Imaging Findings (Fig. 5): Thrombi in the mesenteric and veins lead to venous obstruction, visible as luminal filling defects surrounded by rim-enhanced venous walls. Bowel wall thickening and mesenteric fat stranding are common, and the bowel wall may display a halo or target pattern of enhancement. In advanced cases, findings such as absent bowel wall enhancement, pneumatosis, portomesenteric venous gas, and extrabowel gas may be observed.

CHRONIC MESENTERIC ISCHEMIA
Chronic mesenteric ischemia (CMI) is a condition characterized by insufficient blood flow to the intestines, often caused by atherosclerosis in the mesenteric arteries.

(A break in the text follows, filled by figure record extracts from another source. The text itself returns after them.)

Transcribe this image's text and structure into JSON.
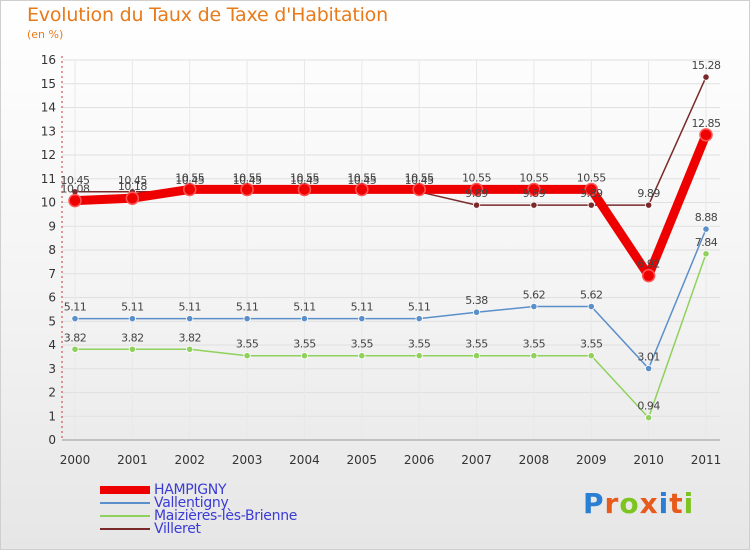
{
  "title": "Evolution du Taux de Taxe d'Habitation",
  "subtitle": "(en %)",
  "logo": {
    "text": "Proxiti",
    "colors": [
      "#2a7fd4",
      "#e85a1c",
      "#7cc41e",
      "#e85a1c",
      "#2a7fd4",
      "#e85a1c",
      "#7cc41e"
    ]
  },
  "chart_data": {
    "type": "line",
    "x": [
      "2000",
      "2001",
      "2002",
      "2003",
      "2004",
      "2005",
      "2006",
      "2007",
      "2008",
      "2009",
      "2010",
      "2011"
    ],
    "ylim": [
      0,
      16
    ],
    "yticks": [
      "0",
      "1",
      "2",
      "3",
      "4",
      "5",
      "6",
      "7",
      "8",
      "9",
      "10",
      "11",
      "12",
      "13",
      "14",
      "15",
      "16"
    ],
    "grid": true,
    "legend_position": "bottom-left",
    "series": [
      {
        "name": "HAMPIGNY",
        "color": "#ee0000",
        "emphasis": true,
        "values": [
          10.08,
          10.18,
          10.55,
          10.55,
          10.55,
          10.55,
          10.55,
          10.55,
          10.55,
          10.55,
          6.92,
          12.85
        ],
        "labels": [
          "10.08",
          "10.18",
          "10.55",
          "10.55",
          "10.55",
          "10.55",
          "10.55",
          "10.55",
          "10.55",
          "10.55",
          "6.92",
          "12.85"
        ]
      },
      {
        "name": "Vallentigny",
        "color": "#5b8fc9",
        "values": [
          5.11,
          5.11,
          5.11,
          5.11,
          5.11,
          5.11,
          5.11,
          5.38,
          5.62,
          5.62,
          3.01,
          8.88
        ],
        "labels": [
          "5.11",
          "5.11",
          "5.11",
          "5.11",
          "5.11",
          "5.11",
          "5.11",
          "5.38",
          "5.62",
          "5.62",
          "3.01",
          "8.88"
        ]
      },
      {
        "name": "Maizières-lès-Brienne",
        "color": "#8fd15c",
        "values": [
          3.82,
          3.82,
          3.82,
          3.55,
          3.55,
          3.55,
          3.55,
          3.55,
          3.55,
          3.55,
          0.94,
          7.84
        ],
        "labels": [
          "3.82",
          "3.82",
          "3.82",
          "3.55",
          "3.55",
          "3.55",
          "3.55",
          "3.55",
          "3.55",
          "3.55",
          "0.94",
          "7.84"
        ]
      },
      {
        "name": "Villeret",
        "color": "#7a2a2a",
        "values": [
          10.45,
          10.45,
          10.45,
          10.45,
          10.45,
          10.45,
          10.45,
          9.89,
          9.89,
          9.89,
          9.89,
          15.28
        ],
        "labels": [
          "10.45",
          "10.45",
          "10.45",
          "10.45",
          "10.45",
          "10.45",
          "10.45",
          "9.89",
          "9.89",
          "9.89",
          "9.89",
          "15.28"
        ]
      }
    ]
  }
}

The condition can lead to AMI, which carries the risk of bowel infarction and death.
Clinical presentation: CMI often presents in patients older than 60. Symptoms develop gradually, with abdominal pain typically occurring 15–30 minutes after eating, lasting up to 30 minutes. The pain is often associated with weight loss, “food fear”, nausea, vomiting, and diarrhea. Common risk factors include smoking, hypertension, diabetes, and hypercholesterolemia.
Imaging findings: Diagnosis begins with clinical suspicion, supported by physical examination and laboratory tests. Imaging techniques play a critical role in confirming the diagnosis.
- Ultrasound: Duplex ultrasound is useful, though its accuracy can be limited by patient body habitus, bowel gas, and operator dependence. Fasting duplex criteria, such as a superior mesenteric artery peak systolic velocity above 275 cm/s, are indicative of significant stenosis.
- CT Angiography (Fig. 6A): This imaging method provides detailed assessment of stenosis or occlusion in the mesenteric arteries and can detect signs of ischemia like bowel wall thickening and pneumatosis. Multidetector CT offers fast scanning and 3D reconstruction, which helps evaluate collateral pathways.
- Magnetic Resonance Angiography: A non-invasive alternative to CT, useful for visualizing stenoses without radiation exposure, though it may not accurately assess the inferior mesenteric artery.
- Conventional Angiography: Direct visualization of vascular abnormalities and enabling pressure measurement to assess the hemodynamic significance of stenoses.

Treatment:
- Medical Treatment: Reserved for patients who are not candidates for surgery or endovascular intervention. It typically includes long-term anticoagulation therapy and occasionally nitrate therapy for symptom relief.
- Surgical Repair: Open surgical options, such as bypass grafting or endarterectomy, are associated with higher morbidity and mortality rates compared to endovascular approaches.
- Endovascular Repair (Fig. 6B): Angioplasty and stent placement offer a minimally invasive alternative to surgery, with high success rates (90–100%) and lower complication rates.